The office phone rang, Willy answered it on speaker phone in his office. Rachel looked up at me and said, "if Ralph Scott is your dad, he's calling." I stepped toward Willy's office when I heard my mom's voice. She said, "Bill?" And Willy replied with "no, it's Willy." And as I was walking toward his door, she asked for Bill or John. My gut knew it was bad news before my brain did. I felt my stomach twist into a knot. He told her neither of them were here. She said, "I need you to get Alison into your office. I have to tell her something." He told her I was there.

I said hello, I asked her what was going on. She said "we had to call paramedics for Susan this morning." And I replied, "okay, where are you now?" And she said, "we're at home."

And there it was, the knot in my stomach was suddenly in my throat. "Mom?"

"Susan passed away this morning, Ali."

Then all I could hear was a ringing in my ears while Willy tried to calm me. I know I said it over and over again, "no, no, no, no." But I can't remember the sound of my own voice.

I don't remember saying goodbye to my mom. I don't remember breathing. I only remember trying to get my keys, trying to call JM, trying to walk.

I fell in the grass outside the office just as Bill pulled into the parking lot. Cindi got out of the passenger side, came over, and asked what happened. I couldn't breathe to tell her. She thought I hurt myself when I fell.

Bill got out of the car and tried to calm me, tried to help me up, thinking I had gotten hurt.

I looked at him, and for the first time, I said, "Susan is gone."

Cindi engulfed me in a hug. She held me, crying in the wet grass. Bill moved to action. "Okay, Cindi, get her keys. You drive her home, I'll follow you. Alison, can you call JM from the car, or do you want me to?"

Cindi drove me home. From the road, I called JM. I just told him to be dressed and to meet me in the driveway. We had to go immediately to my parents' house.

He walked out into the road to meet me on the passenger side of my own car. He knew when I got out either Susan or Dad had died. All I could say was "Susan."

He drove me home through tears of his own and cries of mine.

We pulled in my parents driveway, Dad was on the steps with a sheriff who was waiting for the medical examiner. Dad was weeping. JM hadn't even parked the car and I was out, walking as quickly and as calmly as I could to my dad. I held him so tightly. We both just wept. My mom came outside, she was in shock. I held her and we cried.
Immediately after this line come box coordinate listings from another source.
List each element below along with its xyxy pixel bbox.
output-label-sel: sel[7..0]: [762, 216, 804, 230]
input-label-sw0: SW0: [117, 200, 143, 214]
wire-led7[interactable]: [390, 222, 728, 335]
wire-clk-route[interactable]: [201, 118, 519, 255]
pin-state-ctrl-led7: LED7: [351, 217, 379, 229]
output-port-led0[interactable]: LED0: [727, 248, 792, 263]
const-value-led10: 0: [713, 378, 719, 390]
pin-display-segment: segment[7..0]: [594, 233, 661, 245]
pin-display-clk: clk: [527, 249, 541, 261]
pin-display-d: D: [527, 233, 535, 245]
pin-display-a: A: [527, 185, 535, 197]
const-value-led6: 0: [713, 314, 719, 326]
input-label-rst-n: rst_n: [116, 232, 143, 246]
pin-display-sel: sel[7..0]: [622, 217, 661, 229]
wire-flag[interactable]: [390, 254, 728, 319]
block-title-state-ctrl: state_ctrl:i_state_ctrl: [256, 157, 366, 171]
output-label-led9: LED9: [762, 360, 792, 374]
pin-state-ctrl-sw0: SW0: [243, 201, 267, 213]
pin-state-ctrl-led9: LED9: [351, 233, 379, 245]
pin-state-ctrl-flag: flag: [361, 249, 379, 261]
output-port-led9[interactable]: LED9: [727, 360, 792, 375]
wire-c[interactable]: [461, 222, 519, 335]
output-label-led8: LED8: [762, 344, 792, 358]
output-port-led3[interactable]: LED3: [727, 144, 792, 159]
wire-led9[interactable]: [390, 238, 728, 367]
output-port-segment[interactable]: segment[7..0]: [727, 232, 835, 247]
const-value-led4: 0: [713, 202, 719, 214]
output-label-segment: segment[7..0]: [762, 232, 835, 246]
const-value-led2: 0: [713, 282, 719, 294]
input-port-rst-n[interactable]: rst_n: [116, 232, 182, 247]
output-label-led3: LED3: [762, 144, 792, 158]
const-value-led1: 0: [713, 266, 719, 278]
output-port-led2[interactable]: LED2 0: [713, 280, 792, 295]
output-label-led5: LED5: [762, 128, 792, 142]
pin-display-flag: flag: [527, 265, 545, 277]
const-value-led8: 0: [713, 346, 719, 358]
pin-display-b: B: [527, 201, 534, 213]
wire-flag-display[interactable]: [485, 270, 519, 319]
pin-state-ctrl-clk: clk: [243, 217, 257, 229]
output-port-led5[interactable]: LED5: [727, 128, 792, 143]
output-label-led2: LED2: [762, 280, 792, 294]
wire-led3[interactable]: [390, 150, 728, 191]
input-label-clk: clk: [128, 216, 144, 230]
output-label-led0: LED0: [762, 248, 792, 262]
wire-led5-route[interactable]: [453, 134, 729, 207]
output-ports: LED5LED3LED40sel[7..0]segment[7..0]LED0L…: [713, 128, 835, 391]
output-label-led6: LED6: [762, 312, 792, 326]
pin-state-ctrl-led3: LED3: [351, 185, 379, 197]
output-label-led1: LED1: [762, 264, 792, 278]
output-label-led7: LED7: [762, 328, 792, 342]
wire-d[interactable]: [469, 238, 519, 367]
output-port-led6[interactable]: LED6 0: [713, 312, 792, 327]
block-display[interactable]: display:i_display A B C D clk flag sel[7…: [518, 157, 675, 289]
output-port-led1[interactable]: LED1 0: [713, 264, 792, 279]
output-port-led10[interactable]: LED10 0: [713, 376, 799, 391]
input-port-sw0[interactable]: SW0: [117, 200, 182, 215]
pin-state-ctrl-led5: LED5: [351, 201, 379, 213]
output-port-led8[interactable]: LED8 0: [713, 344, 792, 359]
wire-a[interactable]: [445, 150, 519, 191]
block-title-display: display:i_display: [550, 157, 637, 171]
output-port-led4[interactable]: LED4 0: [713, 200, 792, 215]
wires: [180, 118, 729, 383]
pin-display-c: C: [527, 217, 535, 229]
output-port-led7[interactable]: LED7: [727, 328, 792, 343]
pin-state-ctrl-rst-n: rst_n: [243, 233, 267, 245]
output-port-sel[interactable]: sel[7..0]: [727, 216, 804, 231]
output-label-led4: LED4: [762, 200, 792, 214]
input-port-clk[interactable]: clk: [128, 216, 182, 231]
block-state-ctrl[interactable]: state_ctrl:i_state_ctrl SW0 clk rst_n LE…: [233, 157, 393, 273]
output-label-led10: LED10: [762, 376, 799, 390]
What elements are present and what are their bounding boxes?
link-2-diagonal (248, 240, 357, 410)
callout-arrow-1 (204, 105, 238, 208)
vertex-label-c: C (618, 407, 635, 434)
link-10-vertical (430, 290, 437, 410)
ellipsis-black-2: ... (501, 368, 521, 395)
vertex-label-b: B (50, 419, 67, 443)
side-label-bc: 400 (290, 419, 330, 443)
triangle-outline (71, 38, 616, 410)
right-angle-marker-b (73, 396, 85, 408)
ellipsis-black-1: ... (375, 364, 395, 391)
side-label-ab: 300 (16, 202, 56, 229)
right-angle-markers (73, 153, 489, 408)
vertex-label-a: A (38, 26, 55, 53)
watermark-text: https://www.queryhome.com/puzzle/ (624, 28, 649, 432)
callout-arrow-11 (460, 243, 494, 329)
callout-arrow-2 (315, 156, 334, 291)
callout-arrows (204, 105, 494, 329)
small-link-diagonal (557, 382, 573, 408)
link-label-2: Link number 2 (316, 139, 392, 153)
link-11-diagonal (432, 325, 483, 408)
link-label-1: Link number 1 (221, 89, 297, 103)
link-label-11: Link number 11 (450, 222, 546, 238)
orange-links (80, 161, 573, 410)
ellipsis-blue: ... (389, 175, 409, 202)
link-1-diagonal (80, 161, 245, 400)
Kelly was there. Bill and Cindi had followed us out to be with my parents. Jeff was on his way from work. Susan was there too, still in her bed. Jeff got to Mom and Dad's and we all just kept hugging each other. There wasn't anything but shock bouncing around the room. None of us understood how or why this happened now.

Bill pointed out two bald eagles circling low over the house, "they're escorting her spirit home."

We couldn't go in her room at first. We had to wait for a medical examiner. When she was done, she spoke to our family about how clearly well cared for and how loved Susan is. She commended my parents for the work they did to provide for Susan. And she offered her condolences for the shocking loss.

Dad kept saying things like he didn't know she didn't feel well or that he would have sat with her all night if he had known. I would learn later that he performed CPR and mouth-to-mouth for 45 minutes while he waited for the ambulance to arrive because he couldn't be the one to decide she was gone. Because he had never given up on her and wasn't going to do that now.

Dad was in shock. He quite possibly still is.

We were allowed in the room with Susan before the funeral home attendants arrived. We each held her hand, touched her face, hugged and kissed her. I wouldn't know it at the time, but that goodbye was more therapeutic for me than the goodbye at her funeral services. Her skin was still soft, her fingers curved around my hand. In the casket, she didn't even look like herself, let alone feel like herself.

The funeral home attendants came and spoke to all of us before they put Susan on the gurney. Once they did that, we had more time to say goodbye. I hugged her, I kissed her forehead, I told her her I love her and that Dominic loves her. And I said I'd see her on the other side of all this.